Structuring the protein sequence space
Many biological and evolutionary questions are related to the structure of the protein sequence space and its partitioning into substructures represented by the all-against-all similarity relations. We are developing database resources providing pre-calculated sequence similarities and features for all known proteins as well as new methods to derive biologically and evolutionarily relevant clusters.

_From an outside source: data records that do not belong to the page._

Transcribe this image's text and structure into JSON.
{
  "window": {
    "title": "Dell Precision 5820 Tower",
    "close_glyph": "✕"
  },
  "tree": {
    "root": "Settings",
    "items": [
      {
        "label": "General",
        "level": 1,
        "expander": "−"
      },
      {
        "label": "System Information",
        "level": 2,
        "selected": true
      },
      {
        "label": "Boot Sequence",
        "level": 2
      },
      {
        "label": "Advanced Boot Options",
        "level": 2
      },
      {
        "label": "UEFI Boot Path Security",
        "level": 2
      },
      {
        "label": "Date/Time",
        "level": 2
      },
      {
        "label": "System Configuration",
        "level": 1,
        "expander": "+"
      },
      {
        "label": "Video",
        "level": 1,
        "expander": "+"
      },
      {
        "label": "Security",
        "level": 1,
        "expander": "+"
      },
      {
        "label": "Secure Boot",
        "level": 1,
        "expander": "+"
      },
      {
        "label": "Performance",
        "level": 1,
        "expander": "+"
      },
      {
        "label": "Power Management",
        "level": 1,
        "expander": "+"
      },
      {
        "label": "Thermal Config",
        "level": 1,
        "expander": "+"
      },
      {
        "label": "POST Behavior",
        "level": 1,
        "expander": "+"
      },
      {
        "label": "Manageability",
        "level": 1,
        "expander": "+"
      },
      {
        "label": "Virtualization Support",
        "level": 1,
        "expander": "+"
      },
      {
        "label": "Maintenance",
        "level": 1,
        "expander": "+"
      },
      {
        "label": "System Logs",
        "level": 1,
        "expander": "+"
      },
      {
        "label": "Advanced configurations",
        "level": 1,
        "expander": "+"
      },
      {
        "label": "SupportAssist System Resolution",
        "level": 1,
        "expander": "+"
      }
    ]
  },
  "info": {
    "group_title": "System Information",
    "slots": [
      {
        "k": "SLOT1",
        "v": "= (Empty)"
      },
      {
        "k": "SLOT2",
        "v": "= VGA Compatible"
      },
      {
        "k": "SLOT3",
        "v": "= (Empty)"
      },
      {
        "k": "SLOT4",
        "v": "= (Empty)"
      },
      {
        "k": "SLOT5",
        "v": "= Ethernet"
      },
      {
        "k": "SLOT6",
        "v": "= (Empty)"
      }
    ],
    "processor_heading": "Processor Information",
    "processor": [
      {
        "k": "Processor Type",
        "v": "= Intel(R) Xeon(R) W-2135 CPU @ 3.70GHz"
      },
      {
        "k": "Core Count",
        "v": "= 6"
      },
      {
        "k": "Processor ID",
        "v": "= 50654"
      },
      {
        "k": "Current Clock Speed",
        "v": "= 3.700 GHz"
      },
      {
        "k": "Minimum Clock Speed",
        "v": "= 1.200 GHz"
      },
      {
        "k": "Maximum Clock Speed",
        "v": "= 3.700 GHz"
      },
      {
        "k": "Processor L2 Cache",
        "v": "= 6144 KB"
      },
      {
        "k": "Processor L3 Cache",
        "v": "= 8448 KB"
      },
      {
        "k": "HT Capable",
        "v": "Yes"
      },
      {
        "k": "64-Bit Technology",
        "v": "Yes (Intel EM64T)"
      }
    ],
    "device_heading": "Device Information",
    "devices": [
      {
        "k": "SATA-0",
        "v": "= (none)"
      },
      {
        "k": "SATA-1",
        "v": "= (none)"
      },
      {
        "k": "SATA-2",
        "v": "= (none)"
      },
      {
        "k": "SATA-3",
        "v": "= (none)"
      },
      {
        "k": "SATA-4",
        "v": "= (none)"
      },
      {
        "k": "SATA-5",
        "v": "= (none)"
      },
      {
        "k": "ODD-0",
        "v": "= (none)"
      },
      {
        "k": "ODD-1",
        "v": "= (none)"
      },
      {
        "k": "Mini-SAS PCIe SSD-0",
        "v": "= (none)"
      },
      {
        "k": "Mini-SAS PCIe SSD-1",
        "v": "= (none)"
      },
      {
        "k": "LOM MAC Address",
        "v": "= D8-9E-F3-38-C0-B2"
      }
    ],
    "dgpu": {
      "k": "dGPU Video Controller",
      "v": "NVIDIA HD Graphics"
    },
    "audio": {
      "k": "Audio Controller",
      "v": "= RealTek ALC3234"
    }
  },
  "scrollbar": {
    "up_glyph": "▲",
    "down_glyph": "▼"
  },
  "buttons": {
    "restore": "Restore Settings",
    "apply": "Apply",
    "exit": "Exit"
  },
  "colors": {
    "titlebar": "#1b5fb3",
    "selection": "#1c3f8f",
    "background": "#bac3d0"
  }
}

Pairwise similarity comparison of every protein against the set of all known proteins is an indispensable step in any annotation process. Many biological and evolutionary questions are related to the structure of the sequence space and its partitioning into substructures represented by the all-against-all similarity relations. However, individual searches for homologs do not allow structuring the sequence universe. SIMAP, the Similarity Matrix of Proteins, currently contains a matrix of all-against-all comparisons of more than 30 million proteins from >10.000 organisms of which the genomes have been completely sequenced. They have been generated by exhaustive sequence similarity searches using the Smith-Waterman algorithm. SIMAP data is used by other important databases and resources in bioinformatics, such as eggNOG and STRING.
Currently we are developing novel clustering methods that rely on SIMAP similarities, SIMAP features, taxonomic and genomic information in order to derive a new generation of biologically relevant clusters of proteins that reflect the evolutionary relationships within the protein sequence space.